Lors d’une deuxième commission de concertation en septembre 2020, ils ont notamment rappelé leurs craintes quant à l’impact du projet sur le sous-sol et l’intérieur de l’ilot. « Le rapport d’incidence environnementale ignorait les particularités hydrogéologiques de la zone comme la présence de sources et d’affluents de l’Ukkelbeek,» souligne Patricia. « De plus, le projet prévoit un pompage de la nappe phréatique qui risque de menacer la stabilité des constructions aux alentours. »

La commune et la Région n’en ont pas moins rendu un avis favorable au nouveau projet, à certaines conditions dont la réalisation d’études hydrogéologiques. Selon Anne-Catherine Galetic, promotrice du Carré Coghen, cette démarche a permis d’écarter les risques : « Le rapport d’études a clairement établi qu’il n’y avait aucune problématique ni fragilité particulière à cet endroit. »

Le permis du projet a finalement été délivré en juin 2021, au grand dam des citoyens qui avaient lancé quelques mois plus tôt une pétition pour obtenir une troisième enquête publique – qui n’a pas eu lieu. Des riverains soutenus par des habitants du quartier et l’Association de parents de l’École du Centre ont tenté cet été un recours en suspension auprès du Conseil d’Etat, mais il a été rejeté. Le chantier a donc commencé début août avec la démolition des bâtiments présents sur le site. « Celle-ci se terminera avant la rentrée scolaire afin de limiter les nuisances pour l’école voisine », souligne la promotrice.

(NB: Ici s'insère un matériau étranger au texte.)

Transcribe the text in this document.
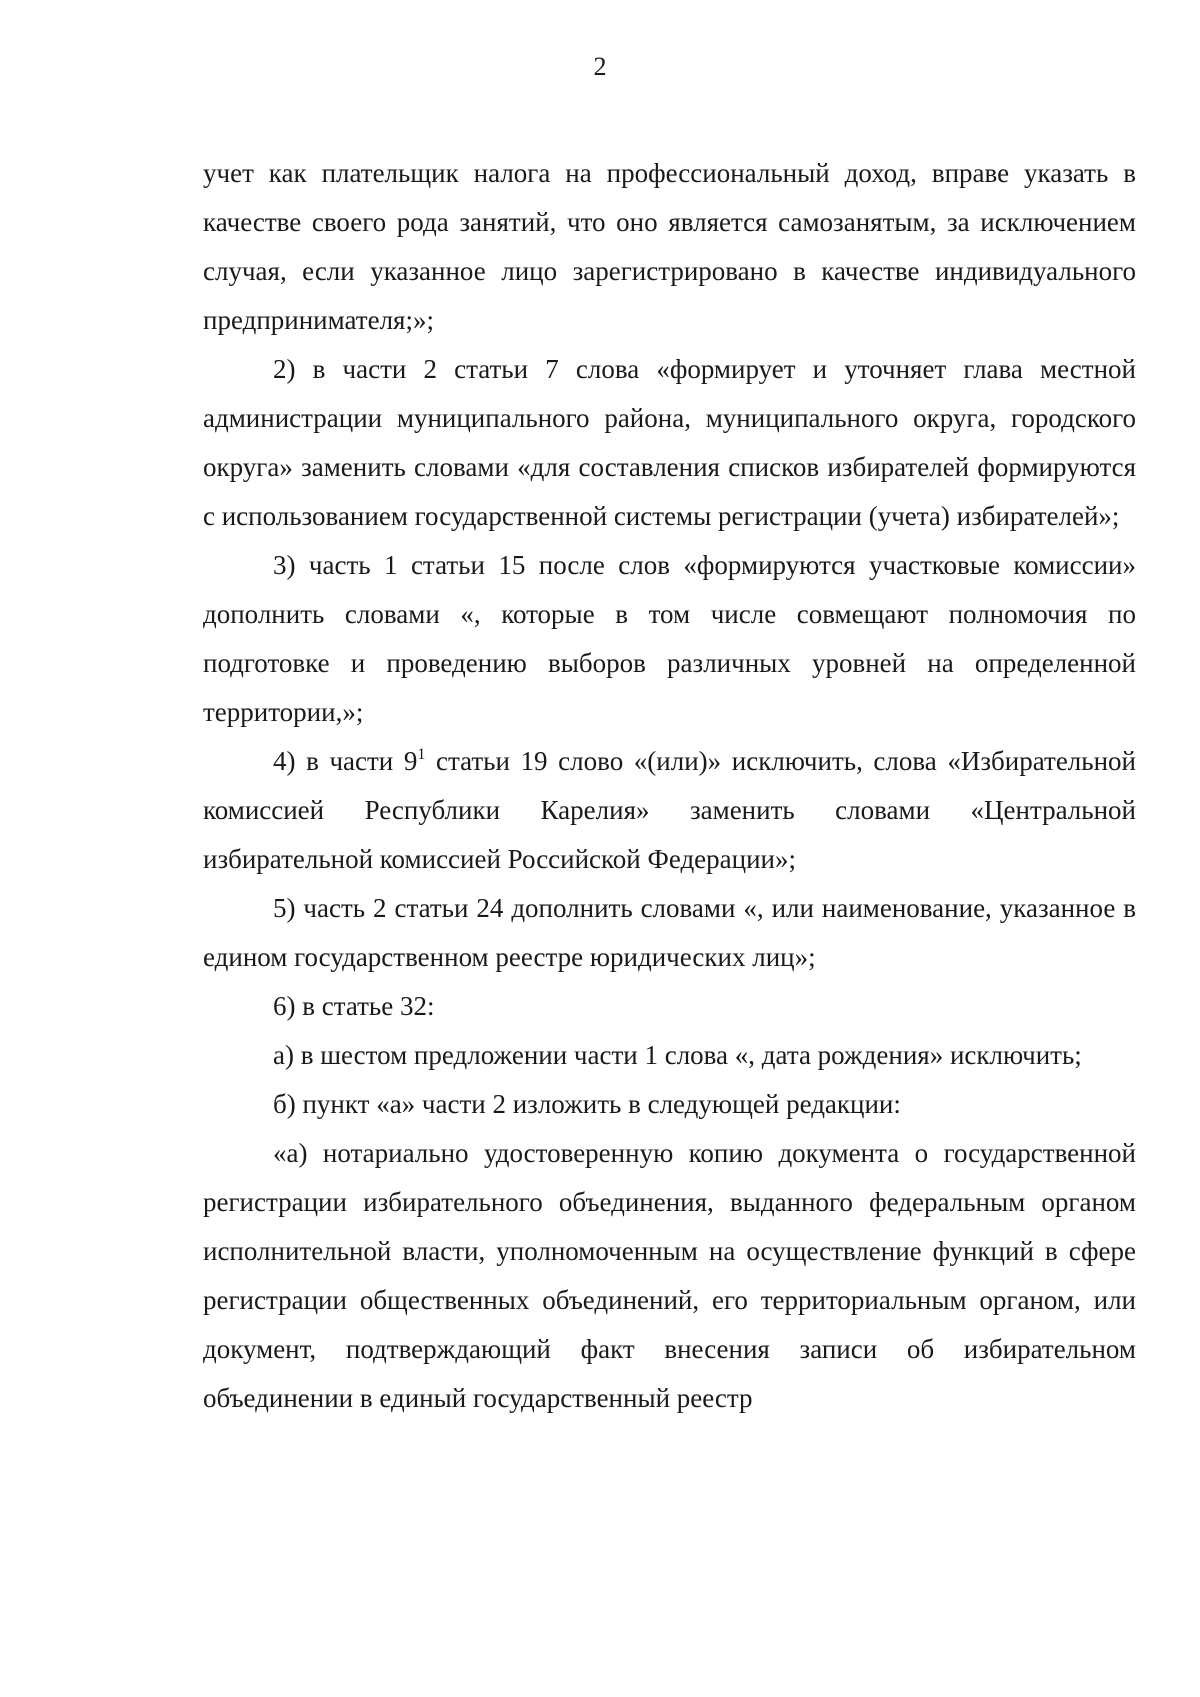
2

учет как плательщик налога на профессиональный доход, вправе указать в качестве своего рода занятий, что оно является самозанятым, за исключением случая, если указанное лицо зарегистрировано в качестве индивидуального предпринимателя;»;

2) в части 2 статьи 7 слова «формирует и уточняет глава местной администрации муниципального района, муниципального округа, городского округа» заменить словами «для составления списков избирателей формируются с использованием государственной системы регистрации (учета) избирателей»;

3) часть 1 статьи 15 после слов «формируются участковые комиссии» дополнить словами «, которые в том числе совмещают полномочия по подготовке и проведению выборов различных уровней на определенной территории,»;

4) в части $9^1$ статьи 19 слово «(или)» исключить, слова «Избирательной комиссией Республики Карелия» заменить словами «Центральной избирательной комиссией Российской Федерации»;

5) часть 2 статьи 24 дополнить словами «, или наименование, указанное в едином государственном реестре юридических лиц»;

6) в статье 32:

а) в шестом предложении части 1 слова «, дата рождения» исключить;

б) пункт «а» части 2 изложить в следующей редакции:

«а) нотариально удостоверенную копию документа о государственной регистрации избирательного объединения, выданного федеральным органом исполнительной власти, уполномоченным на осуществление функций в сфере регистрации общественных объединений, его территориальным органом, или документ, подтверждающий факт внесения записи об избирательном объединении в единый государственный реестр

Carré Coghen – vu de la rue du Square Coghen

UN COMPROMIS QUI NE FAIT PAS L’UNANIMITÉ

Si le Carré Coghen est sur les rails, les craintes et critiques n’ont pas disparu. Ann-Michèle, Patricia et plusieurs habitants ou usagers du quartier ont le sentiment de ne pas avoir été entendus et auraient notamment souhaité un engagement plus poussé de la commune pour garantir le respect de certaines conditions ou empêcher les dérogations au règlement urbanistique. L’échevin de l’Urbanisme Jonathan Biermann se veut pourtant rassurant : « Il y avait six dérogations dans le projet initial, il n’en reste plus que deux à propos des toitures plates et du retrait des façades par rapport à la rue, et elles ont été accordées car le fonctionnaire délégué de la Région les jugeait motivées et raisonnables. La commune a aussi imposé des conditions strictes en matière de densification, tenant compte de l’évolution importante du quartier ces dernières années. »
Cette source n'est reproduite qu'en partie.